Dia 25 de abril de 2026 poderá ser lembrado como o dia dos “puxa-sacos”
A pelada do Ratinho com prefeitos do Paraná deixou uma pergunta incômoda: quem saiu ganhando no sábado político da Fazenda Ubatuba? Pelo que se viu, teve comida, foto, bajulação e muito encantamento com o poder econômico e midiático da família Massa. Porém, faltou o principal: cobrança pública, firme e republicana.
Prefeitos que deveriam defender suas cidades agiram, em muitos casos, como tietes de artista. Posaram, sorriram e tentaram mostrar aos seus municípios uma suposta proximidade com o apresentador de televisão e pai do governador. Entretanto, proximidade com poder não tapa buraco, não paga servidor, não reduz pedágio e não entrega hospital funcionando.
Enquanto a bola rolava, ninguém parecia interessado em perguntar sobre a queda de arrecadação dos municípios.
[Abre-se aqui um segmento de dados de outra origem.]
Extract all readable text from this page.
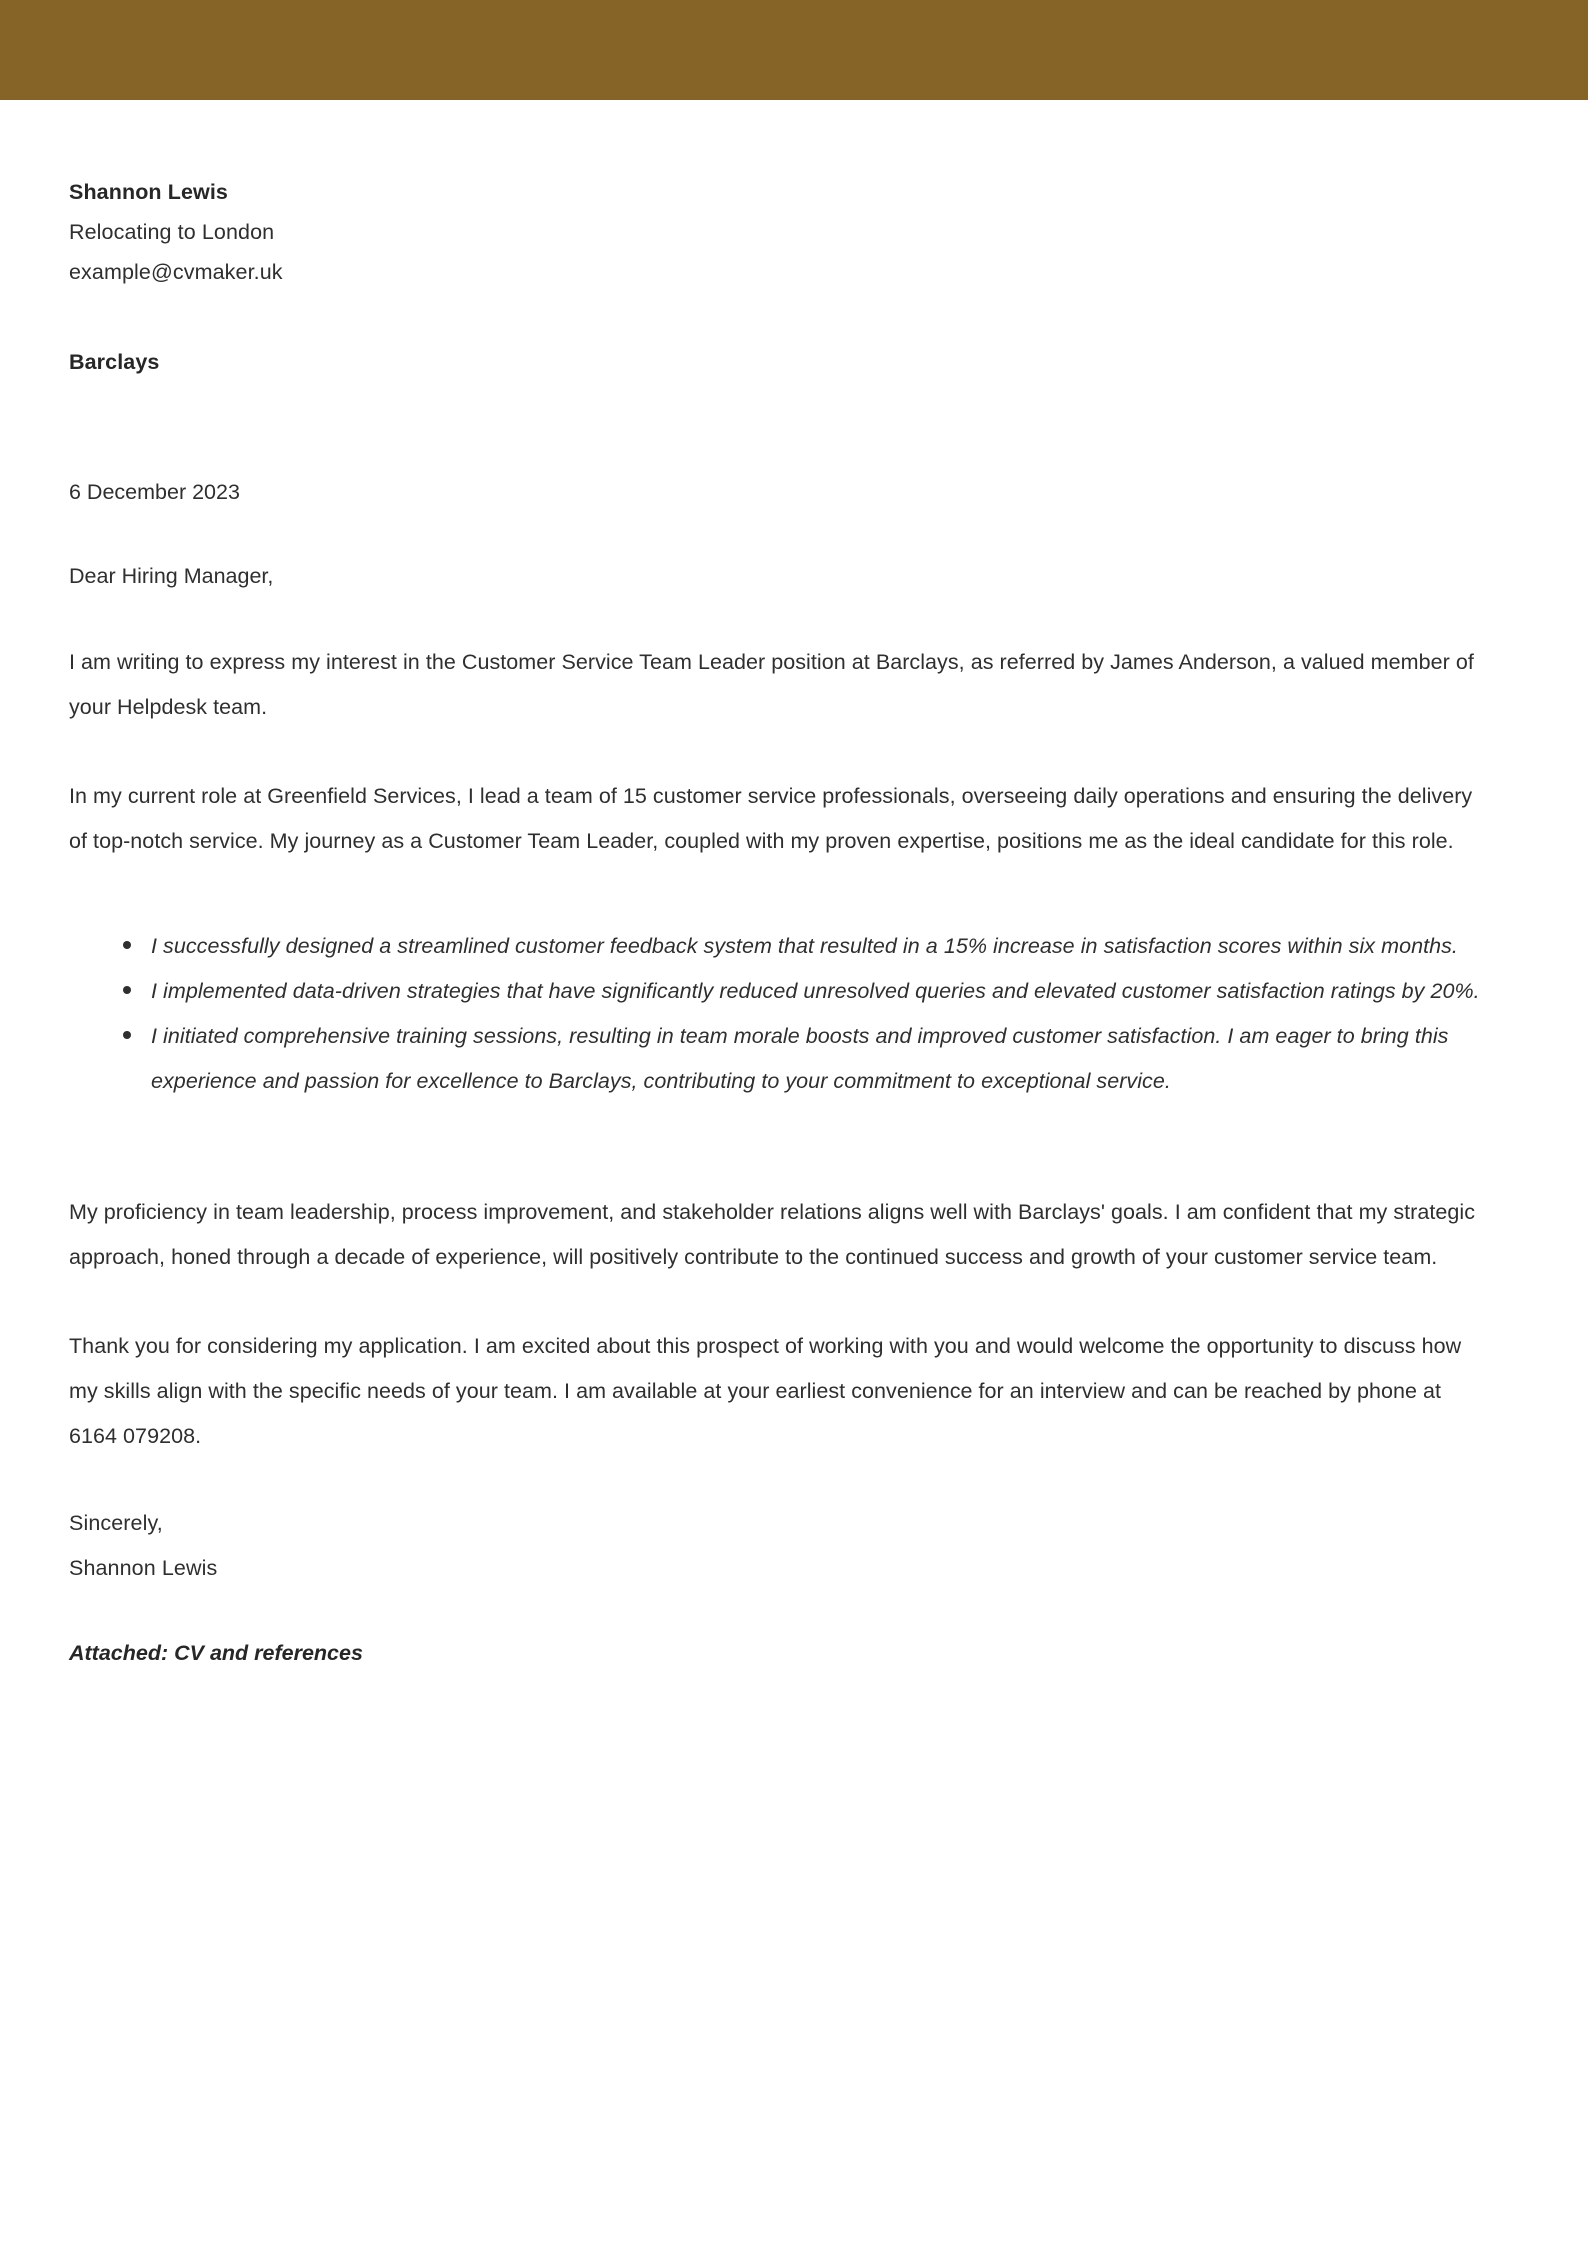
Shannon Lewis
Relocating to London
example@cvmaker.uk
Barclays
6 December 2023
Dear Hiring Manager,

I am writing to express my interest in the Customer Service Team Leader position at Barclays, as referred by James Anderson, a valued member of your Helpdesk team.

In my current role at Greenfield Services, I lead a team of 15 customer service professionals, overseeing daily operations and ensuring the delivery of top-notch service. My journey as a Customer Team Leader, coupled with my proven expertise, positions me as the ideal candidate for this role.

I successfully designed a streamlined customer feedback system that resulted in a 15% increase in satisfaction scores within six months.
I implemented data-driven strategies that have significantly reduced unresolved queries and elevated customer satisfaction ratings by 20%.
I initiated comprehensive training sessions, resulting in team morale boosts and improved customer satisfaction. I am eager to bring this experience and passion for excellence to Barclays, contributing to your commitment to exceptional service.

My proficiency in team leadership, process improvement, and stakeholder relations aligns well with Barclays' goals. I am confident that my strategic approach, honed through a decade of experience, will positively contribute to the continued success and growth of your customer service team.

Thank you for considering my application. I am excited about this prospect of working with you and would welcome the opportunity to discuss how my skills align with the specific needs of your team. I am available at your earliest convenience for an interview and can be reached by phone at 6164 079208.

Sincerely,
Shannon Lewis
Attached: CV and references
Além disso, nenhum prefeito cobrou, de forma pública, a reposição dos recursos perdidos. Também não se ouviu cobrança dura sobre promessas de dinheiro que ainda não chegaram às cidades.
O Paraná real ficou fora da fotografia
A duplicação da PR-317, entre Maringá e Iguaraçu, segue como símbolo de atraso e desgaste político. O viaduto de Iguaraçu, por exemplo, continua exigindo explicações. Mesmo assim, na festa política da Fazenda Ubatuba, a cobrança aparentemente não entrou em campo.
O pedágio também voltou caro para o bolso do paranaense. O governo comemora leilões, contratos e promessas de investimento. Contudo, a pergunta que interessa ao povo é simples: quanto isso pesa na vida de quem trabalha, transporta, produz e viaja?
Na saúde, a situação exige respostas ainda mais duras. Denúncias sobre o Hospital Regional do Litoral, em Paranaguá, expuseram um cenário revoltante, com relato de rato maior que gato dentro da unidade. Um governo que vende propaganda de eficiência precisa explicar como uma situação dessas aparece em hospital público estadual.
Servidores, comércio e municípios esquecidos
Também faltou pergunta sobre professores e servidores públicos. Quando o servidor perde poder de compra, o comércio local sente. Portanto, salário defasado não atinge apenas uma categoria. Ele reduz consumo, enfraquece a economia municipal e afeta pequenos empresários.
Outro silêncio constrangedor envolve denúncias sobre terceirizações na saúde. Empresas contratadas com dinheiro público precisam enfrentar fiscalização rigorosa. Se há suspeitas de laranjas, favorecimentos ou parcerias financeiras indevidas, cabe investigação séria, com documentos, Ministério Público, Tribunal de Contas e transparência integral.
A imprensa presente também merece questionamento. Quando só entra quem diz amém, a coletiva vira cenário. Além disso, quando empresas ligadas ao grupo familiar do governador recebem dinheiro público em publicidade e ajudam a construir narrativa favorável ao governo, o debate público perde oxigênio.
Foto com poder não resolve buraco
O sábado na Fazenda Ubatuba pode ter fortalecido Ratinho entre aliados. Porém, para o cidadão comum, deixou uma imagem preocupante: muita reverência ao poder e pouca cobrança pelo dinheiro público.
Enquanto prefeitos posavam para fotos, cidades seguiam com buracos, obras atrasadas e promessas não cumpridas. Além disso, servidores, professores e comerciantes continuavam esperando respostas concretas.
No fim, a pelada teve bola, comida e plateia política. Ainda assim, se a omissão continuar, quem pode acabar pelado, nu e com a mão no bolso é o povo paranaense
Os prefeitos que dizem não apoiar a corrupção deixaram a máscara cair e fingiram não saber nada sobre o suposto caixa dois do governador, o programa Olho Vivo e o alegado envolvimento da família do governador com o Banco Master.